Celebrating the art of the photo book
- Text by Miss Rosen
- Photography by Martin Parr, Robert Mapplethorpe, Danny Lyon
![Celebrating the art of the photo book](https://images.huckmag.com/tco/images/Huck/MP-MP-US-open-2017.jpg?w=1920&q=75&auto=compress&format=jpg)
Established in 1923, Phaidon has risen to become one of the foremost publishers of the creative arts. In the century since it's birth, the company has sold more than 50 million books across an expansive program of art, photography, fashion, design, and lifestyle titles by luminaries like Nan Goldin, Joel Meyerowitz, Catherine Opie, Daido Moriyama, and Mary Ellen Mark.
New exhibition, 100 Years of Creativity: A Century of Bookmaking at Phaidon, looks back at the timeless art of the printed page. The centennial celebration traces the evolution of the independent publishing house as it set forth to create a new category of art books that made high quality production accessible to a broader audience.
While the publishing landscape consolidates, Phaidon continues to stand at the vanguard of the form, maintaining the integrity of editorial and design standards befitting its most famous author, Rihanna.
“Photography has a very special relationship to books,” says Deb Aaronson, Vice President, Group Publisher at Phaidon. In recent years, the house has published groundbreaking books like Roger Ballen’s 2001 monograph Outland, as well as reissuing seminal volumes like Danny Lyon’s Conversations With the Dead, a chilling portrait of the Texas State prison system during the late 1960s.
![](https://images.huckmag.com/tco/images/Huck/DL-CWTD-7-years-flat.jpg?w=1920&q=75&auto=compress&format=jpg)
“For a long time, photography wasn’t considered art. Images appeared in magazines and newspapers, and didn’t have a gallery life,” says Aaronson. “Eugene Smith’s Minamata, Robert Frank’s The Americans, or Danny Lyon’s Conversations With the Dead — these books happened because photographers needed a medium to share their work.”

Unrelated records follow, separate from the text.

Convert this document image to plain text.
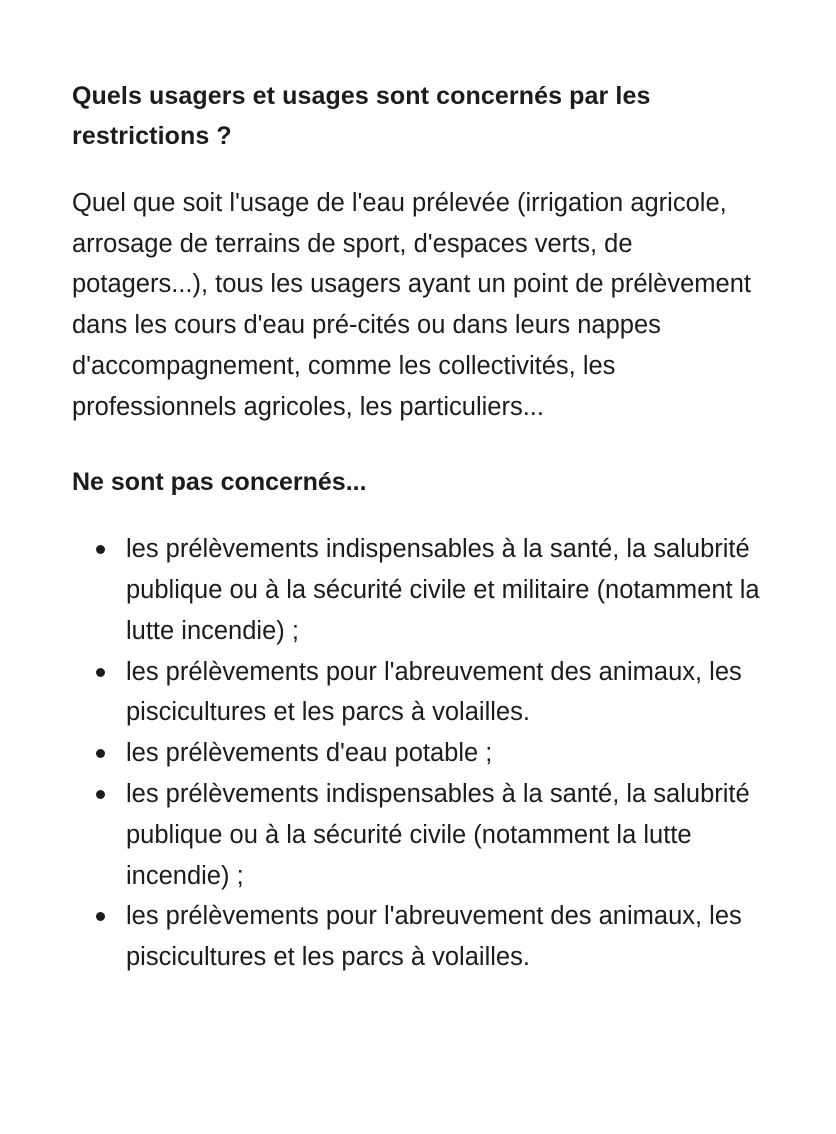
Quels usagers et usages sont concernés par les restrictions ?

Quel que soit l'usage de l'eau prélevée (irrigation agricole, arrosage de terrains de sport, d'espaces verts, de potagers...), tous les usagers ayant un point de prélèvement dans les cours d'eau pré-cités ou dans leurs nappes d'accompagnement, comme les collectivités, les professionnels agricoles, les particuliers...

Ne sont pas concernés...
les prélèvements indispensables à la santé, la salubrité publique ou à la sécurité civile et militaire (notamment la lutte incendie) ;
les prélèvements pour l'abreuvement des animaux, les piscicultures et les parcs à volailles.
les prélèvements d'eau potable ;
les prélèvements indispensables à la santé, la salubrité publique ou à la sécurité civile (notamment la lutte incendie) ;
les prélèvements pour l'abreuvement des animaux, les piscicultures et les parcs à volailles.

As documentary photographers redefined the photo book during the second half of the 20th century, a new generation of artists emerged, ready to charge the gates of the exclusionary art world. At the forefront was Robert Mapplethorpe, who set the nation aflame at the height of the AIDS crisis and became a focal point for Senator Jesse Helm’s campaign to destroy the National Endowment for the Arts.
“Mapplethorpe was exceptionally talented at using classical modes of representation to depict startling content with a great deal of formal care. It was incredibly controversial at the time, and people are still shocked by his imagery,” says Aaronson, who points to his 1977 photo, American Flag, which appears in the 2020 comprehensive survey, Robert Mapplethorpe.
![](https://images.huckmag.com/tco/images/Huck/RM-Self-Portrait.jpg?w=1920&q=75&auto=compress&format=jpg)
![](https://images.huckmag.com/tco/images/Huck/RM-American-flag.jpg?w=1920&q=75&auto=compress&format=jpg)
“I can't imagine how Robert Mapplethorpe felt about America,” Aaronson continues. “As is someone who died from AIDS, he was part a tragic time in America when we did a huge disservice to large swathes of our communities by demonizing people who became sick and not working fast enough to find solutions.”
Like Mapplethorpe and Lyon, Martin Parr is finely attuned to the nuances and possibilities of the photo book that stand the test of time. “Martin is a huge photo book collector himself, and he's believes in the power of the medium,” says Aaronson, who points to Parr’s Boring Postcards.
“We get so much information digitally, but a photo book is something different because it lives in the world,” she says. “You have to pick it up and feel like I've never seen this before, and it feels like this has been here forever at the same time.”
100 Years of Creativity: A Century of Bookmaking at Phaidon is on view through September 18, 2023, at Christie’s Rockefeller Center in New York. The New York exhibition will travel to London on October 15 -19, 2023.